Viktor saw Reesa sitting there cross-legged on the spiky Newmanhome grass, sharing a blanket with Billy Stockbridge. That was displeasing; he hadn’t really taken his mother’s remarks seriously. He was no more pleased to see Jake Lundy in the class. Viktor didn’t really like Jake Lundy—hadn’t since they had first met, in the long-ago school days when Lundy was the older kid sometimes stuck with supervising the young ones, and something of a bully. It didn’t help that Jake, a little older than Viktor, had managed to land one of the coveted jobs as aircraft pilot, instead of being stuck with a surface ship.
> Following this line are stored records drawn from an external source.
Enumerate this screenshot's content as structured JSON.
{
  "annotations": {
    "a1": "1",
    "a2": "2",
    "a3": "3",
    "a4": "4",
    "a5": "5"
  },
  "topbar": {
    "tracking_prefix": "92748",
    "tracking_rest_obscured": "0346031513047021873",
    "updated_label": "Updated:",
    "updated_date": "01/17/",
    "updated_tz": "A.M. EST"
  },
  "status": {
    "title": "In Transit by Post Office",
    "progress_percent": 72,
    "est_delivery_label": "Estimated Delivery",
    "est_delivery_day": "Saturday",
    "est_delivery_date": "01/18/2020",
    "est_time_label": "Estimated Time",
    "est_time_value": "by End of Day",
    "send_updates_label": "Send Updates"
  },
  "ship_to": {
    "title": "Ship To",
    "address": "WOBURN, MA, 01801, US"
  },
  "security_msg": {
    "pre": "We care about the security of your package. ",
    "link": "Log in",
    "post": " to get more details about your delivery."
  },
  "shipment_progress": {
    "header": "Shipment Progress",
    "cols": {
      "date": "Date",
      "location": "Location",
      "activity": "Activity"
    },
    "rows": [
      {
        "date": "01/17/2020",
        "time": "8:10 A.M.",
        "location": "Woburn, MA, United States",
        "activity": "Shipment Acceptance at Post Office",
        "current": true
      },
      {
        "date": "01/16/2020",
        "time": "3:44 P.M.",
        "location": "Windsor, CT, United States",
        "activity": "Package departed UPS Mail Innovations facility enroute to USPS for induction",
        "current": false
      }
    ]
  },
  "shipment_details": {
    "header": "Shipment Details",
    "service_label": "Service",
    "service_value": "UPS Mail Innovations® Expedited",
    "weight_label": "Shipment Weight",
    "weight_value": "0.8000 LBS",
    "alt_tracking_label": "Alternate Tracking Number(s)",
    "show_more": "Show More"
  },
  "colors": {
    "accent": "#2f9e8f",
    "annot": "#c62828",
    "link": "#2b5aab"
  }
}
It also happened to be true (as Viktor knew) that Jake Lundy was the father of Reesa’s older child—not that that had anything to do with Viktor’s feelings about the man, of course.
When Viktor approached the group his father paused in his lecture long enough to give him a combination of a welcoming nod and a peremptory gesture to take a seat. Viktor sat near enough to Reesa so that she could talk to him if she wanted to, yet far enough away that he wasn’t obviously seeking conversation. She gave him a quick, absent smile and returned to the lesson.
Viktor’s father wasn’t looking well. Though his artificial limb was a high-tech device as close to the real thing as any machine could be, he limped as he moved around the teaching machine, and his voice was hoarse as he explained the natural sequence of star types Hertzsprung and Russell had described centuries earlier. It seemed to Viktor that the old man’s hands were shaking, too. But he paid attention to the lecture, and when it was finished and Pal Sorricaine asked for questions, Viktor’s hand shot up.